Join us for a reading with Paul Muldoon, “the most significant English-Language poet born since the second world war.” (TLS) Fellow poet Michael Dickman will introduce his colleague.

Selected Poems 1968–2014 offers forty-six years of work drawn from twelve individual collections by a poet who “began as a prodigy and has gone on to become a virtuoso” (Michael Hofmann). Hailed by Seamus Heaney as “one of the era’s true originals,” Paul Muldoon seems determined to escape definition, yet this volume, compiled by the poet himself, serves as an indispensable introduction to his trademark combination of intellectual hijinks and emotional honesty.
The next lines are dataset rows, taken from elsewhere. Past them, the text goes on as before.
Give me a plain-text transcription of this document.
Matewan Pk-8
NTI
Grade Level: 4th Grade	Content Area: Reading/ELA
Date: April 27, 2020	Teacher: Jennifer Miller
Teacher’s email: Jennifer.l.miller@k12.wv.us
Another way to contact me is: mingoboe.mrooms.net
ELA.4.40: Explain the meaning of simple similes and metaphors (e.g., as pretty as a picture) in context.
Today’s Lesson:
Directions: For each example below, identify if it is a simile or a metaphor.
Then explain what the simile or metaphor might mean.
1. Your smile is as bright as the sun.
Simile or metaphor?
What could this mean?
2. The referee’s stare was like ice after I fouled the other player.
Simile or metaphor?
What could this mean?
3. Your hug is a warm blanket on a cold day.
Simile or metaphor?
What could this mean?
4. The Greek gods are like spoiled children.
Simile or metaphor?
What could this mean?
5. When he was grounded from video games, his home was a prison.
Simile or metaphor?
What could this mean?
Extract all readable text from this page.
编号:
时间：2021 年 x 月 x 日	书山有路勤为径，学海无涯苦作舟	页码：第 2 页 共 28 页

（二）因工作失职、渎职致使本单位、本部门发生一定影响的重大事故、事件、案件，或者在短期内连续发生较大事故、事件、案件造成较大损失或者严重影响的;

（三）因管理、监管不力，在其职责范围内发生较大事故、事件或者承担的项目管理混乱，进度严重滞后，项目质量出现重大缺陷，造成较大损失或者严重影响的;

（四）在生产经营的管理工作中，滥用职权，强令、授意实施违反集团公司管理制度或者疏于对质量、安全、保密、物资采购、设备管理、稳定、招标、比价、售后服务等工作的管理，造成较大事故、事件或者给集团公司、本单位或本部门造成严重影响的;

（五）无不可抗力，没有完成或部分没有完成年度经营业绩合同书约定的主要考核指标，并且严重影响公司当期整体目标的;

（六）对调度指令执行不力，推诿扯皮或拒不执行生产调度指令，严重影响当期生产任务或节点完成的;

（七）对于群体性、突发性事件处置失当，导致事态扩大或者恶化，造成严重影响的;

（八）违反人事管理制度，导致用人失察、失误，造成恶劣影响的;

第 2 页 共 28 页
Among his many honors are the Pulitzer Prize for Poetry and the Shakespeare Prize “for contributions from English-speaking Europe to the European inheritance.”

“Among contemporaries, Paul Muldoon, one of the great poets of the past hundred years, who can be everything in his poems—word-playful, lyrical, hilarious, melancholy. And angry. Only Yeats before him could write with such measured fury.” —Roger Rosenblatt, The New York Times

Paul Muldoon is the author of twelve previous books of poetry, including the Pulitzer Prize–winning Moy Sand and Gravel. He is the Howard G. B. Clark ’21 University Professor in the Humanities at Princeton.